Functional sidewalks and quality pedestrian-friendly environments are essential to capitalizing on Angelenos’ $40 billion investment in the future. And the city’s sidewalk problem isn’t just limited to Silver Lake, broken neglected sidewalks are endemic throughout Los Angeles. According to Ari Bloomekatz, of the Los Angeles Times, “By the city's own estimate, 42% of its 10,750 miles of pedestrian paths are in disrepair.” The cost of improving them all is estimated at a staggering $1.5 billion.

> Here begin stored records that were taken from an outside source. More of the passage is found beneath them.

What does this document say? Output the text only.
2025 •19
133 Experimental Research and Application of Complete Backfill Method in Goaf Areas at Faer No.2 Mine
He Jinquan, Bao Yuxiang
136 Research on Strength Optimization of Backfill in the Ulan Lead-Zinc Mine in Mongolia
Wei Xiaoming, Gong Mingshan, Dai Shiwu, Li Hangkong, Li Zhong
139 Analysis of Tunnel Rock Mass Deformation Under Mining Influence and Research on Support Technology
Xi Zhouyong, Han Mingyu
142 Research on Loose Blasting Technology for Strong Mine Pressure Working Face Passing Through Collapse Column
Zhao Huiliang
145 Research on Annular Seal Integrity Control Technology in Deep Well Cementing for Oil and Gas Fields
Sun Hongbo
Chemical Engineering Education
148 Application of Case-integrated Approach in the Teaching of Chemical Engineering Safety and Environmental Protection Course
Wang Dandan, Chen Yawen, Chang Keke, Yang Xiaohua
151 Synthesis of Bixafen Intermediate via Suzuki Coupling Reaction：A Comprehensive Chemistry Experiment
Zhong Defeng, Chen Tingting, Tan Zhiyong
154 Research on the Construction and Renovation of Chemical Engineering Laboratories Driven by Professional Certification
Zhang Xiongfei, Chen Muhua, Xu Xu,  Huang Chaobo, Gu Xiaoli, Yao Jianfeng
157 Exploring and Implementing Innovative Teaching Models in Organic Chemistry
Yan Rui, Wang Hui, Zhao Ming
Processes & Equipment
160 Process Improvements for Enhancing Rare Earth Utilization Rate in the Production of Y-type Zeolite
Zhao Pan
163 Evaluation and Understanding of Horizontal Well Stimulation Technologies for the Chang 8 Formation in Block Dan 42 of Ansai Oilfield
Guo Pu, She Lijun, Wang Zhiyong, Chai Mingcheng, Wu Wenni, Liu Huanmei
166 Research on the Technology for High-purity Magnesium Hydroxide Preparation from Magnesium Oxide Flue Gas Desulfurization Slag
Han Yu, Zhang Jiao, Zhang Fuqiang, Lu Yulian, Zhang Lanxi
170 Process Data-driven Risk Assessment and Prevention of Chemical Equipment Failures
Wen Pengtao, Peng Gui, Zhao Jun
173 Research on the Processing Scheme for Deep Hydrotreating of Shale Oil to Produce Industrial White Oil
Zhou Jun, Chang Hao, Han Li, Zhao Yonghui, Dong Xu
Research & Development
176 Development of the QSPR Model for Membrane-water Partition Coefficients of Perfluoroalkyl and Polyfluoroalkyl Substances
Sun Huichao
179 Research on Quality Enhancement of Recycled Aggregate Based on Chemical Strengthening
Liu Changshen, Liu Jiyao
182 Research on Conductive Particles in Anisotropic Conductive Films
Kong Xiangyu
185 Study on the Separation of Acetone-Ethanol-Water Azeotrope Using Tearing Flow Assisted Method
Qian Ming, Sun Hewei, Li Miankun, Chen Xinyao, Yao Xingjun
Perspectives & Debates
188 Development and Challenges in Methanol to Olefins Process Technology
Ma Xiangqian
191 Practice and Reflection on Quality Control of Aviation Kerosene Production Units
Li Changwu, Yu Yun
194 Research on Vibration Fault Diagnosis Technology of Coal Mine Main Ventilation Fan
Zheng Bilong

And to suggest the city has been anything but negligent in serving the pedestrians of the city would be a mistake. In another article on the topic, Bloomekatz notes that the city stopped funding most permanent sidewalk repairs in 1976! Three years ago, Damien Newton with LA Streetsblog estimated that, “If the city continues to fix sidewalks at its current pace, 67 miles per year, it would take 69 years to complete repairs. And, that's assuming that no damage occurs to our sidewalks in that time.“
"’The city has never developed a comprehensive plan to address this issue, even when economic times were good,’ said Surisa Rivers, an attorney with the L.A.-based Disability Rights Legal Center, to Bloomekatz. ‘Such failure hasn't been a story about the city's inability to finance disability access, but the lack of political will to do so.’"
To make matters worse, elected leaders such as City Councilmember Bernard Parks, would like the city to do even less, and shift responsibility to homeowners. "The city has no money to fix sidewalks," says City Councilman Bernard Parks. "We should go back to the 1911 Act, say they belong to the adjoining property owner. Allow them to fix their sidewalks so everybody in the area can pay equal amount and keep their sidewalks up."
ADA related lawsuits, a bill making its way through the State Assembly, and funding for pedestrian improvements earmarked in Measure R may eventually force the city to confront its pedestrian problems. The hiring by the city of two professional consultants to help develop a Safe Routes to School Strategic Plan for one year is a positive, but paltry, first step.
The lack of political will to solve what may be the most critical piece in weaving together the compelling vision for a more livable, sustainable, and prosperous city for future generations of Angelenos is incomprehensible and appalling. By the time my sons are old enough to walk on their own to one of the stations that make up the region’s expanding transit network, can I have any confidence they’ll be able to do so in style, comfort, and safety, day and night?